How can you be certain, that damage did not occur when sole and cork were removed?
Gemming was introduced into shoe manufacture in the late 50s and by the mid 60s it had been accepted by virtual all manufactures. If the technique is as disastrous as some here claim, why is bonding failure so rare.
For all those who claim the superiority of hand welting, here is hand welting failure:
I don't say it happens frequently, but it does happen if the shoemaker/firm wants to cut corners, by placing the stitches to wide and/or not pulling them tightly enough.
Let the firm who made those shoes be nameless. They had, maybe four years ago, major problems with their (hand) welting. They might have overcome them now. I haven't seen their products (in the flesh) for quite a while.

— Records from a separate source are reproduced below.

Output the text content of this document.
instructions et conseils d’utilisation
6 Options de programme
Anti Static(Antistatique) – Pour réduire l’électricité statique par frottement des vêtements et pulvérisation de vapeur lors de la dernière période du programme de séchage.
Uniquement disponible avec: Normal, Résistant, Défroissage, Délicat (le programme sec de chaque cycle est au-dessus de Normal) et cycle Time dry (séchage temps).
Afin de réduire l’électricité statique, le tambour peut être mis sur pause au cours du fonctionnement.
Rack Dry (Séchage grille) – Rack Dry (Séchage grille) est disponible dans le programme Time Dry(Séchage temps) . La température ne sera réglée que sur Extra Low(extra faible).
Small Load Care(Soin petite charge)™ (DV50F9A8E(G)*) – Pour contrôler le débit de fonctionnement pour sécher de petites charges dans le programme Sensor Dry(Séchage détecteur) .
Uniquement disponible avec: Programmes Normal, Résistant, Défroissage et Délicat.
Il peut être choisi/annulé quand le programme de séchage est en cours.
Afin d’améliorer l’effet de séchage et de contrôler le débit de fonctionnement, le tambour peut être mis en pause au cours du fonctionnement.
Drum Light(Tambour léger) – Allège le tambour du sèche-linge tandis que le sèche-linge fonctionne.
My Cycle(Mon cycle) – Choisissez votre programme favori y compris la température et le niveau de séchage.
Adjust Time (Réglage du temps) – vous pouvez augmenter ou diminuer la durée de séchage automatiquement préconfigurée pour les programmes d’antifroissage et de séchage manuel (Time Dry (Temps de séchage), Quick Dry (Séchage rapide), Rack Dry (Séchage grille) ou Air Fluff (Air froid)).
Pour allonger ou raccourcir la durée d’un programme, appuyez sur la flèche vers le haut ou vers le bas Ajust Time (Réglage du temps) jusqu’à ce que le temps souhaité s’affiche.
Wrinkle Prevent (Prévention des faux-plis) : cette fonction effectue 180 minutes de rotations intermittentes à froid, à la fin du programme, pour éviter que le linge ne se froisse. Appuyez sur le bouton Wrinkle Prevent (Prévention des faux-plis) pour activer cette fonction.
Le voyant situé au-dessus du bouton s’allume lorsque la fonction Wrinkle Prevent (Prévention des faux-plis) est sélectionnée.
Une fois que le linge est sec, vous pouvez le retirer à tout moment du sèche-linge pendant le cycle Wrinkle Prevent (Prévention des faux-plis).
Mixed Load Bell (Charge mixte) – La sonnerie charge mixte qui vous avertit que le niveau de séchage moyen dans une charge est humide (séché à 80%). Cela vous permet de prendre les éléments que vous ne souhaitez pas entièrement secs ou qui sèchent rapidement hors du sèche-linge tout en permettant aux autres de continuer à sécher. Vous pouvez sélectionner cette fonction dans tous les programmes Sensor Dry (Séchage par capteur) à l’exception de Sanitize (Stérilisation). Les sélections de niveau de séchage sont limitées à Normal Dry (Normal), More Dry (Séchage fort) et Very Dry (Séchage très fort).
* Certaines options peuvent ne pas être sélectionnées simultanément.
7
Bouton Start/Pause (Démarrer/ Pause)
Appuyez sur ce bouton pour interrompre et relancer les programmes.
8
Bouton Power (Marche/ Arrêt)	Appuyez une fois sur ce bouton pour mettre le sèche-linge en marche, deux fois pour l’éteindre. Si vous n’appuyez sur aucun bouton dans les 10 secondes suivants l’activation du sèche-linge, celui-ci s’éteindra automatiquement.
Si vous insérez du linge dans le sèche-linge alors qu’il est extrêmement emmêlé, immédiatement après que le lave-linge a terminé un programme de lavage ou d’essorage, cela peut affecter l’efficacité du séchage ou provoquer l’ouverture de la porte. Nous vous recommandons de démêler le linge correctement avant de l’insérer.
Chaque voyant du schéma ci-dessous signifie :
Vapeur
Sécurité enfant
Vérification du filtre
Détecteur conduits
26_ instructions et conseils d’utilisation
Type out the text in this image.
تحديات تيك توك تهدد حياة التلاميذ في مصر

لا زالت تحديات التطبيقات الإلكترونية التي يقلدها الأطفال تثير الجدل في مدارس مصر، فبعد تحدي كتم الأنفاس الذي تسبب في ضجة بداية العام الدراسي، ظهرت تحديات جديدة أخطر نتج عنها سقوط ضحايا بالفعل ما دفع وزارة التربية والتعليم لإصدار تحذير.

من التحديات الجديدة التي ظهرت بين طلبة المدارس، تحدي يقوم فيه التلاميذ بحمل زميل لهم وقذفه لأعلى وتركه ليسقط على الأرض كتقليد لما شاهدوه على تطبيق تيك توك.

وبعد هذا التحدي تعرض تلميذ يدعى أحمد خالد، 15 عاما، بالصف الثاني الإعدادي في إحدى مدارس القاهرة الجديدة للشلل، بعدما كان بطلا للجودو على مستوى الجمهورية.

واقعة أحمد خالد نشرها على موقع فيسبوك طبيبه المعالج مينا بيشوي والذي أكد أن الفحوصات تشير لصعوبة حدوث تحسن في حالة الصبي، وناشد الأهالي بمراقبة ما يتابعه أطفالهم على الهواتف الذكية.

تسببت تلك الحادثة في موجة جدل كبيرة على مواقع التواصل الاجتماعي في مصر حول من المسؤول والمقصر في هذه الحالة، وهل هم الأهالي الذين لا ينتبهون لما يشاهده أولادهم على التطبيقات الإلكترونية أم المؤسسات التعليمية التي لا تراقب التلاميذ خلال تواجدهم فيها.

The top photo, that is totally gemming failure unrelated to the disassembly. Just look at that canvas, it is now brown and green and curled on itself in the failed areas, not white or freshly shredded/torn. This gemming failure probably started a few years ago per the condition that canvas is in.
The hand welt photos show a loose stitching but not failure. Certainly sub standard or not what i would accept.
Quite simply gemming is a factory solution to time/cost cutting and one that is certainly acceptable in mid range $500 shoes. At the $1000 range it is highly questionable to my values. Such a shoe would have to be god damn sublime in looks for me to even remotely consider. I am talking super model sublime.